Son fils Jean-Baptiste roué de coups en 2023

Lui-même a déménagé au Touquet, dans le Pas-de-Calais, une décision que «Brigitte a compris plus rapidement qu’Emmanuel». La première dame «a fait ce qu’il fallait pour nous protéger. Même si cela reste une privation de liberté terrible dont l’on souffre encore à l’heure actuelle», assure le chef d’entreprise, qui a égrené quelques souvenirs de cette tante qui, jadis «l’accompagnait en boîte de nuit» et «dansait le rock» en «minijupe».
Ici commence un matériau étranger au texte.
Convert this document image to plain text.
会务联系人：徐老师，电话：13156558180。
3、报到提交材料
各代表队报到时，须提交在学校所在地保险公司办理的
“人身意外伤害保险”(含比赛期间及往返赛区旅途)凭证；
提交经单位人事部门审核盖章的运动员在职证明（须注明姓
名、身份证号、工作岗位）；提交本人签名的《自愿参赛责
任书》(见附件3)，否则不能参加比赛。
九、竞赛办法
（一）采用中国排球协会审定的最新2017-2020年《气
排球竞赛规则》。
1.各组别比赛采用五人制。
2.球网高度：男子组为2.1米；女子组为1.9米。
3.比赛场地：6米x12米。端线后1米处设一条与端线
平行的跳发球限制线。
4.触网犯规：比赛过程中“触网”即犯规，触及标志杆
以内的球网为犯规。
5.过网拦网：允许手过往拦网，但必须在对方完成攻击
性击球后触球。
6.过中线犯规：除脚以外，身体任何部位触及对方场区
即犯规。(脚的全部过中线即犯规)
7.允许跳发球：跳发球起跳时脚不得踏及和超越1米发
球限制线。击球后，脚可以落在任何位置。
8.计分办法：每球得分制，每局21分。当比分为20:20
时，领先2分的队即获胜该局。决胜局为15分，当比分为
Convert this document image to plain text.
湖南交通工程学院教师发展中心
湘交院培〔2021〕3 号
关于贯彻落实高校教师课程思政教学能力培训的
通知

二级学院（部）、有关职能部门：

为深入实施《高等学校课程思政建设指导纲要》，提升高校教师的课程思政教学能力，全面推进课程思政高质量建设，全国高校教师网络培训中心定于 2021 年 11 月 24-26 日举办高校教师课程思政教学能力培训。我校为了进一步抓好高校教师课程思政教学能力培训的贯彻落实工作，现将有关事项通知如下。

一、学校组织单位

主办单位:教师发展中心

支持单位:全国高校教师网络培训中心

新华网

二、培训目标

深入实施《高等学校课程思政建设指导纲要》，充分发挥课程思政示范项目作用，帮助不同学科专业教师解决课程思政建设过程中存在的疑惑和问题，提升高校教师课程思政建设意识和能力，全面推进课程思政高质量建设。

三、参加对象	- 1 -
En 2018, un tournant s’opère avec le mouvement des Gilets Jaunes : les boutiques Trogneux sont vandalisées, Jean-Alexandre et son fils Jean-Baptiste reçoivent des courriers menaçants, et même des excréments dans leur boîte aux lettres. «Personne n’a compris qu’il n’y avait aucun intérêt financier entre mon fils et moi et la famille Macron, quand bien même Brigitte s’appelle Trogneux». La chocolaterie perd des commandes d’entreprises, parce que des syndicalistes «ne voulaient pas faire plaisir au président».

Le point d’orgue de l’animosité envers la famille Trogneux est l’agression de Jean-Baptiste le 15 mai 2023, près de sa chocolaterie. L’actuel dirigeant de l’entreprise familiale est roué de coups par cinq individus. «Il a été sauvé par un voisin très courageux. Et, là, j’ai vu rouge», se souvient son père. «C’était pour casser du Macron! Ce moment-là, j’en ai terriblement souffert, parce qu’on ne peut pas imaginer qu’on s’en prenne au sang de son sang simplement parce qu’on porte le même nom.» Nom qui quittera les salons de l’Élysée au soir du second tour de l’élection présidentielle de 2027.